Regarding Rose’s application for reinstatement, Manfred cited “new evidence” of Rose’s misdeeds as manager of the Cincinnati Reds involving bets placed on games in a decision on Rose’s most recent effort at reinstatement, though he didn’t need “new evidence” to tell him that Rose gambled on baseball in clear and obvious violation of the rules of the game.

Rose conceded as much in agreeing to be banished from the game in 1989, and few are arguing 27 years later that he should be returned to a dugout or a front office in any official capacity.

And yet as relates to the Hall of Fame, he’s still the Hit King, and no amount of pretending that he isn’t one of the game’s greats makes it so.

The same is true of Barry Bonds and Roger Clemens, baseball’s best home-run hitter and maybe its best pitcher. Try as they might to keep Bonds and Clemens out of the Hall because of their PED use, baseball’s gatekeepers are only fooling themselves.

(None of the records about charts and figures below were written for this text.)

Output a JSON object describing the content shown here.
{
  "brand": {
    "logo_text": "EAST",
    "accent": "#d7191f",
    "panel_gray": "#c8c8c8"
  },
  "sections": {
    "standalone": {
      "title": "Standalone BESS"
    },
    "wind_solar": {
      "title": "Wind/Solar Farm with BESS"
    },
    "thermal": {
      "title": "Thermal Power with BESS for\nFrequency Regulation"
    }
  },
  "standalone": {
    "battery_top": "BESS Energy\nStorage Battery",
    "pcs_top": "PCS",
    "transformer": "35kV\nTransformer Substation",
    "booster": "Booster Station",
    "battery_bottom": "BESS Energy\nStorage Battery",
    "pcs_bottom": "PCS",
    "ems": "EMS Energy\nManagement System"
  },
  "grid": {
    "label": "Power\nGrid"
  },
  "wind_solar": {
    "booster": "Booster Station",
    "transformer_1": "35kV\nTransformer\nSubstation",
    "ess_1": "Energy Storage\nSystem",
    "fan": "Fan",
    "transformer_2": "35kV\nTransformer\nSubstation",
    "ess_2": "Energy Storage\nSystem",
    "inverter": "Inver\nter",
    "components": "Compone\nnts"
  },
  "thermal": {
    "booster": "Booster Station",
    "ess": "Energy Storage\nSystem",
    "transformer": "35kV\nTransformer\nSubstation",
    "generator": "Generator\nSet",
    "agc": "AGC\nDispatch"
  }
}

Nobody is nominating Bonds, Clemens or Rose for sainthood. But to suggest that the only reason that Bonds and Clemens were at the top of the game in the ‘90s and ‘00s was because of PEDs is ridiculous; and to suggest that Rose deserves to be eternally outcast from the game because of a personally destructive addiction is vindictive and bordering on the sophomoric.

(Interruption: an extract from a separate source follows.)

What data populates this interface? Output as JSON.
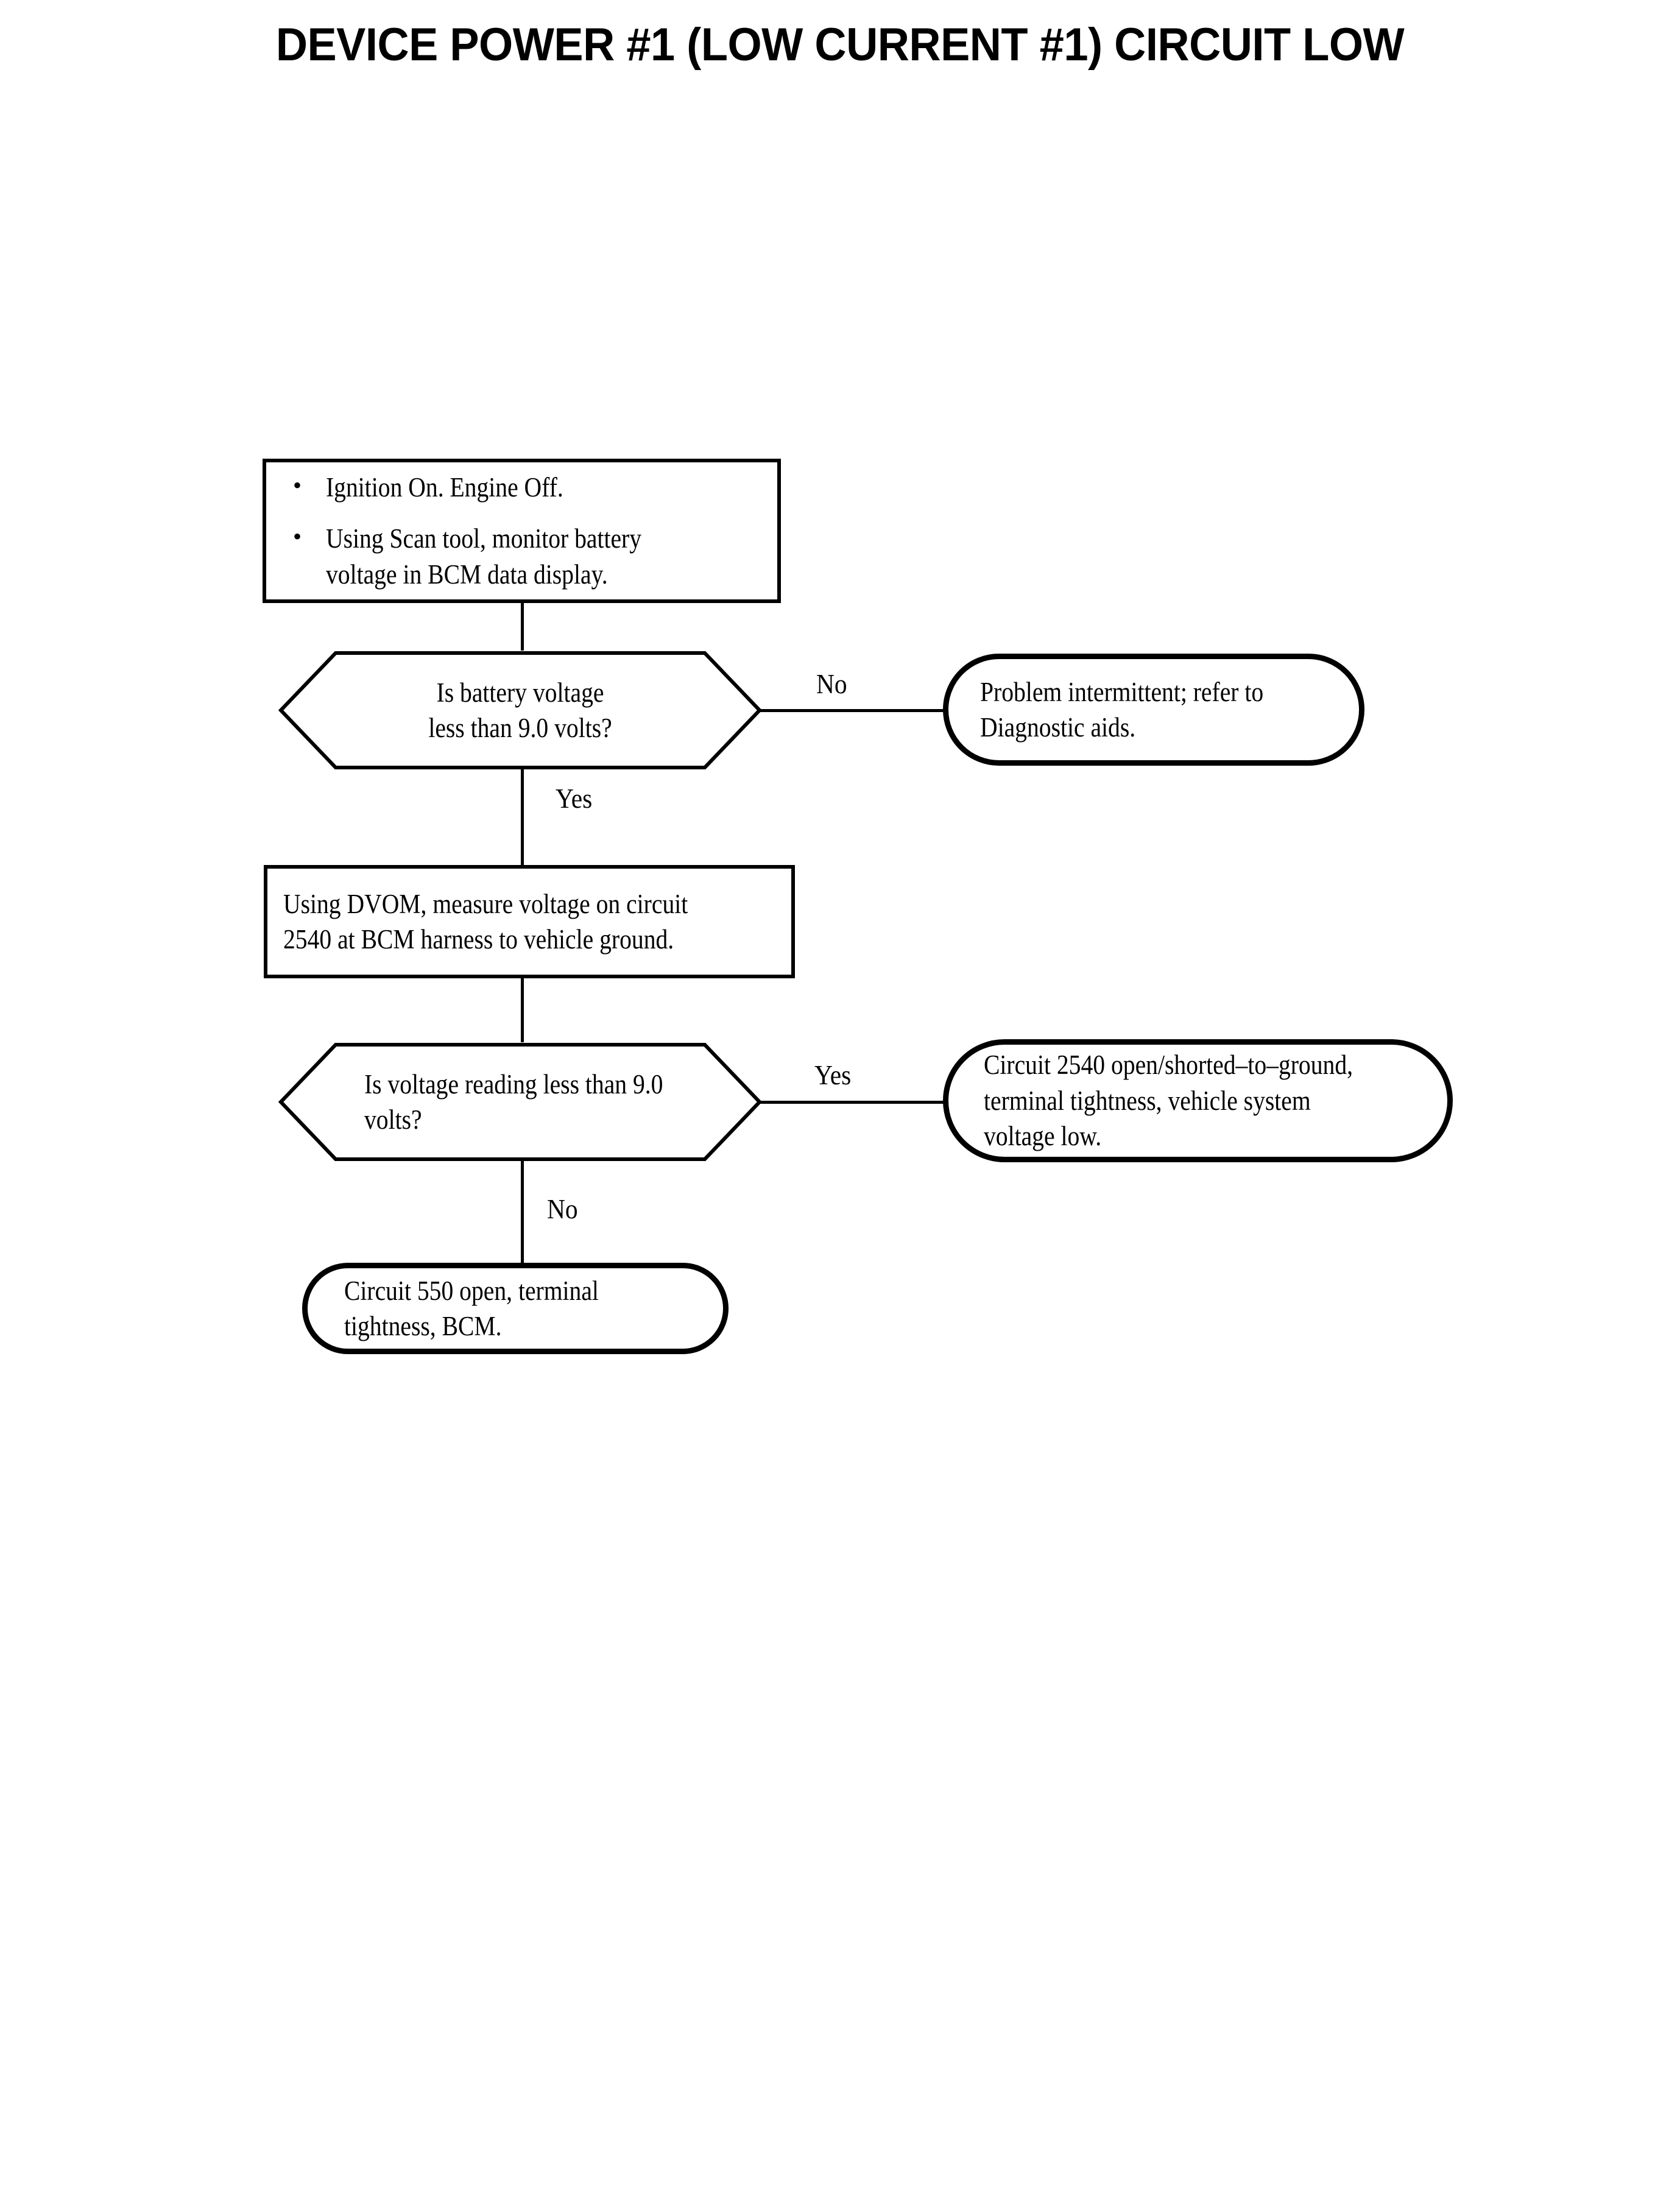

It was refreshing to see Rose featured in Fox TV coverage of the 2015 playoffs and World Series, and his presence made it seem like a thaw in the cold war between MLB and Rose was on the horizon.

Turns out that was not the case.

“Mr. Rose’s public and private comments, including his initial admission in 2004, provide me with little confidence that he has a mature understanding of his wrongful conduct, that he has accepted full responsibility for it, or that he understands the damage he has caused,” Manfred wrote in his decision on Rose’s appeal for reinstatement issued on Monday.

Fair enough. At this stage in his life, Rose isn’t going to be able to translate reinstatement into a full-time managerial gig.

Whatever you feel about his contrition or lack thereof, reinstatement was in actuality all about the Hall of Fame.

Manfred kicked that can down the road Monday.

“The issue of whether Mr. Rose should be eligible for Hall of Fame election under the bylaws of that organization presents an entirely different policy determination that is focused on a range of considerations distinct from the more narrow question before me — i.e., whether I believe that Mr. Rose’s reinstatement would be consonant with the policy rationale underlying Rule 21. Thus, any debate over Mr. Rose’s eligibility for the Hall of Fame is one that must take place in a different forum,” Manfred wrote.

So, the ball is in the Hall’s hands.

Note to those gatekeepers: a Hall of Fame without Pete Rose isn’t a Hall of Fame that I’m ever going to visit.